I have the following problem (bug?). I want to do the following:
1. Load data with an ExcelExampleSource-Operator (the data is labeled, e.g. the first line contains the labels of the Excel-columns)
2. Apply an AttributeFilter to the loaded data by filtering certain attribute names.
The Excel input file is German, therefore there can be German Umlaute like ä, ö, ü contained in the column-labels.
In the AttributeFilter operator I set parameter "condition_class" to the value "attribute_name_filter". As a parameter string I use a regular expression containing German Umlaute like "Häuser|Bäume".
Therefore in the root operator I set the encoding to UTF-16:
<parameter key="encoding" value="UTF-16"/>
Since I work with the GUI-version of RapidMiner, I now want to switch from the XML-editor tab to the parameter editor tab.

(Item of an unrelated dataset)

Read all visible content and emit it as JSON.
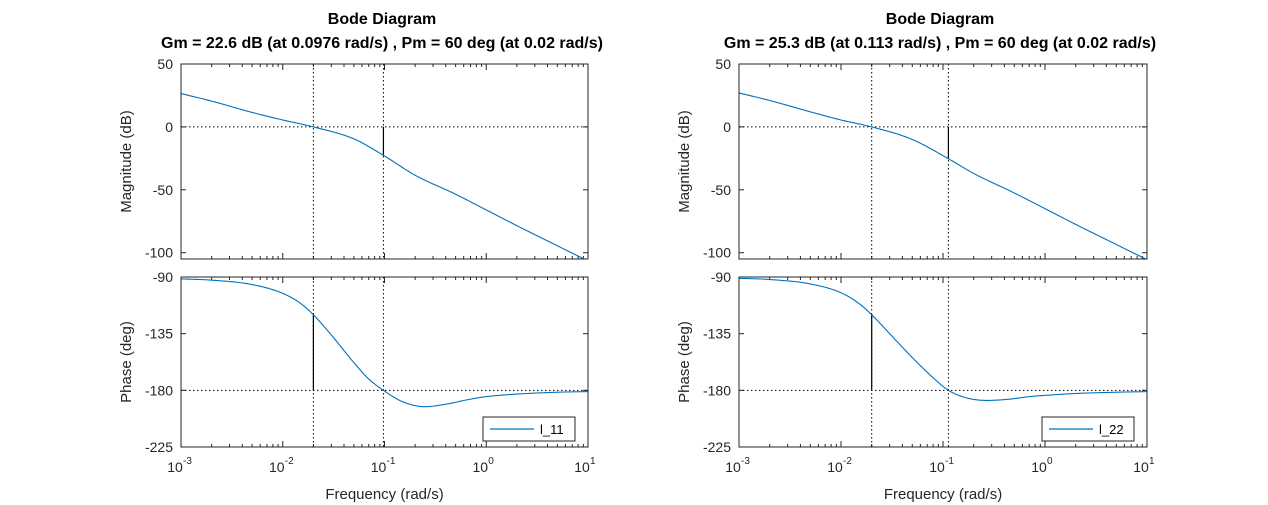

And now it happens, I receive the following error message:
com.sun.org.apache.xerces.internal.impl.io.MalformedByteSequenceException: Invalid byte 1 of 1-byte UTF-8 sequence. Cancel to ignore changes, Ok to go on editing.
As soon as I remove the Umlaute, everything works fine. It somehow seems to expect the regular expression to be UTF-8 whereas it really should be treated as UTF-16, but that's only a guess.
I can temporarily change the column labels in the input data file to not using German Umlaute, however in the long run that's no real option. Any suggestions?